The rats spotted on the camera cards are believed to be Pacific rats, the species that was abundant on the island before the eradication effort in August and September, although a positive identification from fuzzy black and white photos was not possible.

The team sent to the island yesterday included members from Island Conservation (IC), the state Division of Forestry and Wildlife and the Kaua‘i Endangered Seabird Recovery Project (KESRP.) 
The teams have installed a range of measures to attempt to assess whether there are more of the predators present on the island. A total of 134 monitoring devices have been placed on the island, including traps, tracking tunnels with ink pads to detect footprints, wax chewing blocks, bait stations and motion-detection cameras.
Many of the cameras are aimed specifically at seabird nests and burrows as part of the KESRP program, but will identify rat presence as well.
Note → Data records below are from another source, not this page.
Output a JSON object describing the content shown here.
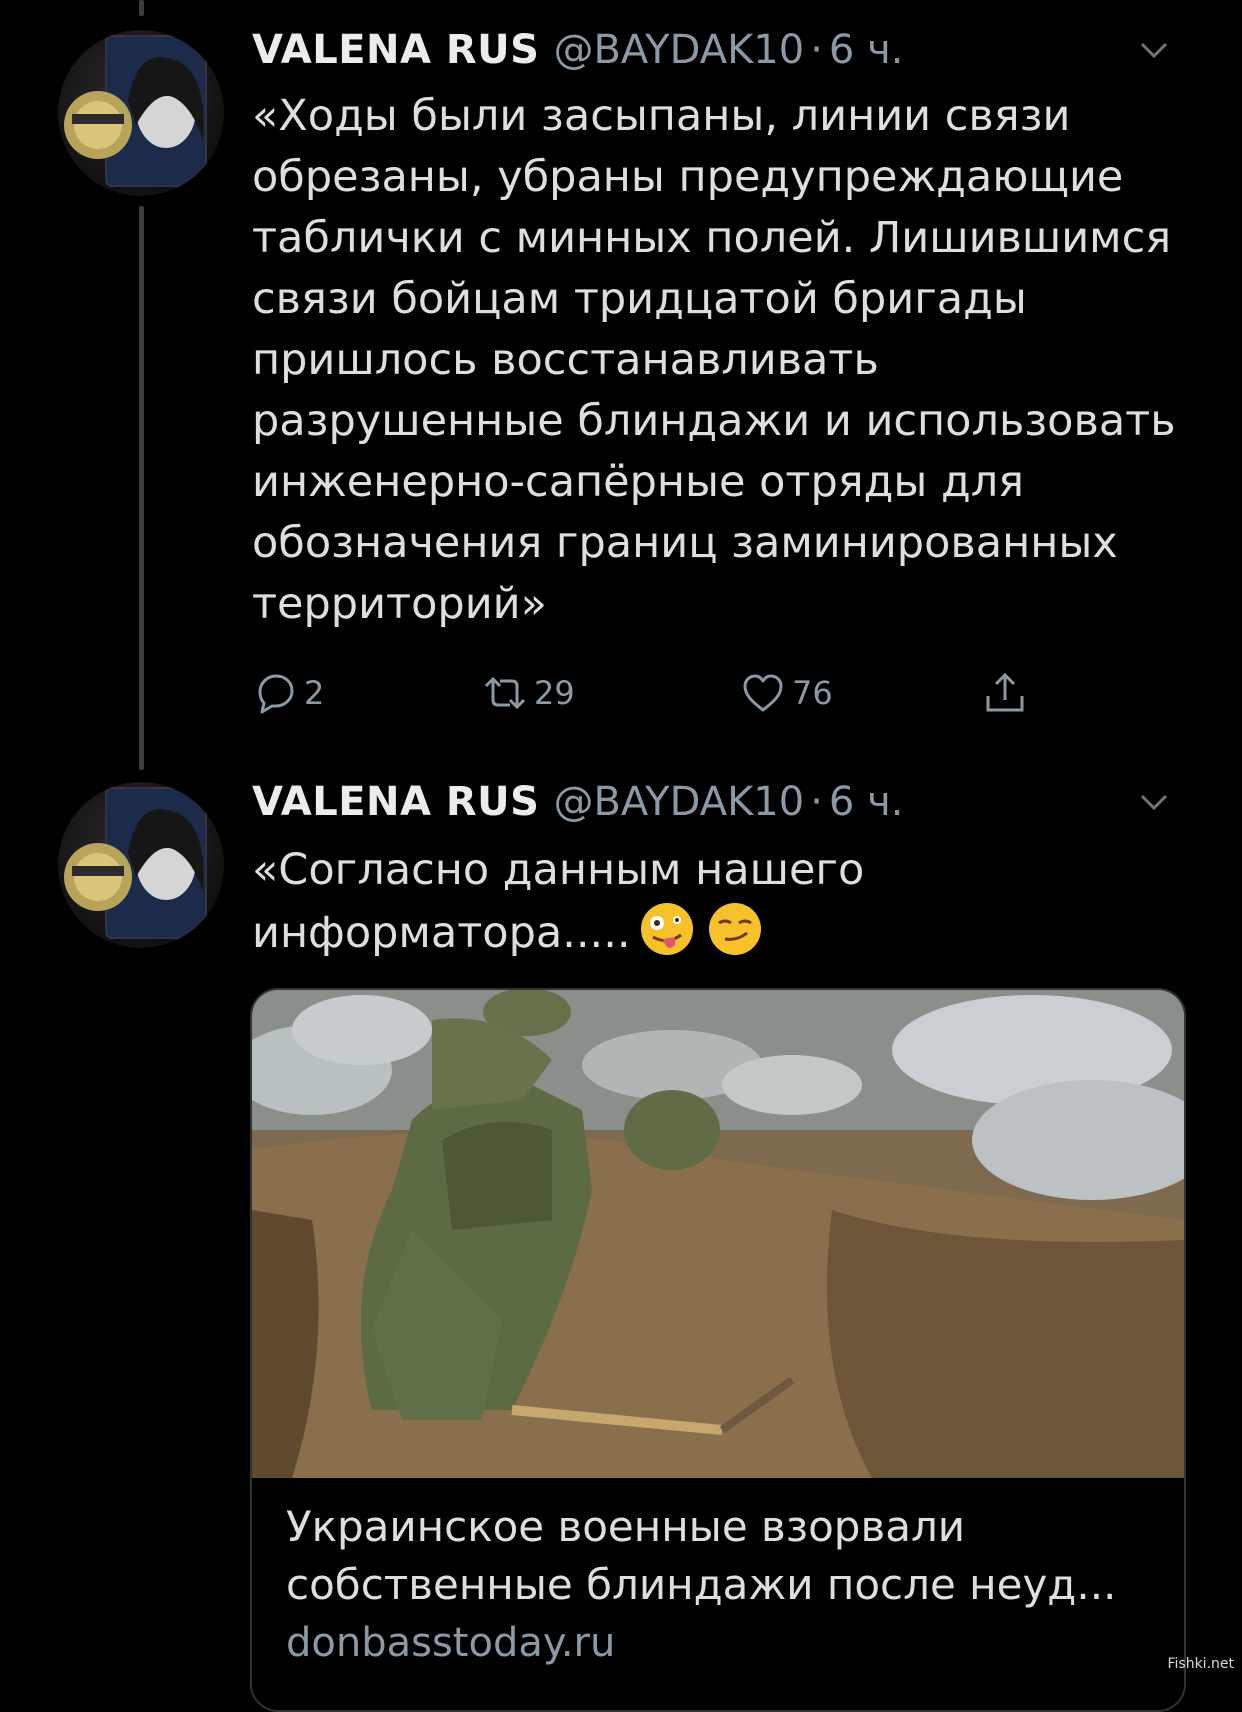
{
  "tweets": [
    {
      "display_name": "VALENA RUS",
      "handle": "@BAYDAK10",
      "separator": "·",
      "time": "6 ч.",
      "text": "«Ходы были засыпаны, линии связи\nобрезаны, убраны предупреждающие\nтаблички с минных полей. Лишившимся\nсвязи бойцам тридцатой бригады\nпришлось восстанавливать\nразрушенные блиндажи и использовать\nинженерно-сапёрные отряды для\nобозначения границ заминированных\nтерриторий»",
      "actions": {
        "reply_count": "2",
        "retweet_count": "29",
        "like_count": "76"
      }
    },
    {
      "display_name": "VALENA RUS",
      "handle": "@BAYDAK10",
      "separator": "·",
      "time": "6 ч.",
      "text": "«Согласно данным нашего\nинформатора.....",
      "emojis": [
        "zany-face",
        "smirking-face"
      ],
      "card": {
        "title": "Украинское военные взорвали\nсобственные блиндажи после неуд...",
        "domain": "donbasstoday.ru"
      }
    }
  ],
  "watermark": "Fishki.net",
  "colors": {
    "background": "#000000",
    "text_primary": "#dedede",
    "text_secondary": "#8b98a5",
    "thread_line": "#3a3d41",
    "card_border": "#2f3336"
  },
  "icons": [
    "reply-icon",
    "retweet-icon",
    "like-icon",
    "share-icon",
    "chevron-down-icon"
  ]
}
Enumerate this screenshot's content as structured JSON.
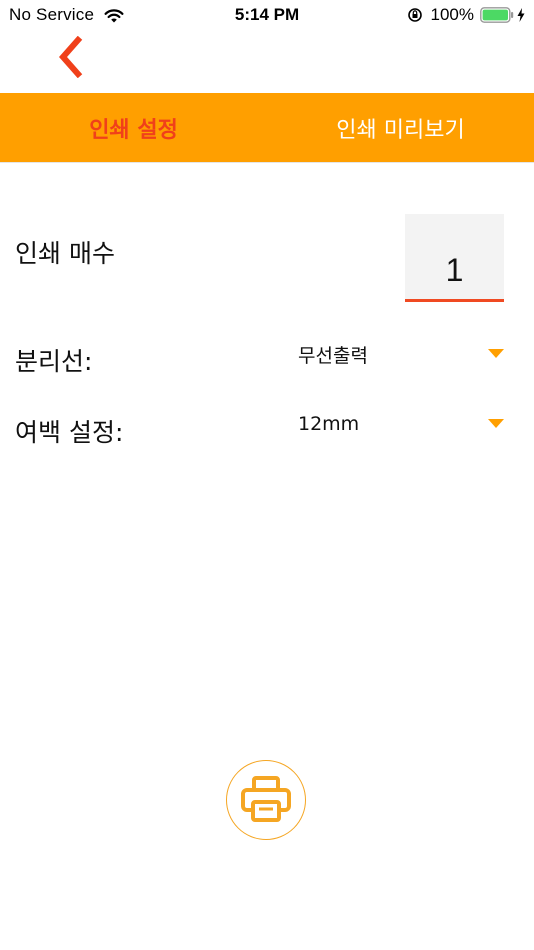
{
  "status_bar": {
    "carrier": "No Service",
    "time": "5:14 PM",
    "battery_percent": "100%",
    "battery_level": 1.0
  },
  "colors": {
    "tab_bar": "#ff9f00",
    "accent_red": "#f0401a",
    "print_orange": "#f5a623"
  },
  "nav": {
    "back_icon": "chevron-left-icon"
  },
  "tabs": [
    {
      "label": "인쇄 설정",
      "active": true
    },
    {
      "label": "인쇄 미리보기",
      "active": false
    }
  ],
  "settings": {
    "copies": {
      "label": "인쇄 매수",
      "value": "1"
    },
    "separator": {
      "label": "분리선:",
      "value": "무선출력"
    },
    "margin": {
      "label": "여백 설정:",
      "value": "12mm"
    }
  },
  "actions": {
    "print_icon": "printer-icon"
  }
}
Rats have been eradicated from dozens of islands around the globe, and most eradications work the first time. However, a significant percentage has required repeat control efforts. In the case of Lehua, one theory was that winds at the top of Lehua blew rodenticide pellets away from the top of the ridge, allowing a few rats to survive there, while rodents elsewhere on the island were controlled.

“After seeing these two rats on camera, we collected, immediately reviewed, and noted locations of any additional images the cameras may have picked up,” said Mele Khalsa, of Island Conservation. A review of all other camera records identified no other rat photos.

“While we are clearly disappointed to see evidence of two rats on the island, we are very lucky our partners (KESRP) were able to detect them. We knew from the beginning there was the possibility that a few rats could linger. Now it’s important to address this,” said Suzanne Case, chair of the state Board of Land and Natural Resources.

The rat eradication program has been intensely controversial, largely over the fear that toxic baits could impact the marine environment. Tests on fish found around the island immediately after the bait distribution could not show that the rodenticide was an issue, and tests on the livers of pilot whales that stranded on Kaua`i a month later showed no presence of diphacinone.

Since the two rat detections were in the central part of the island, the current effort should not impact the coastline of Lehua.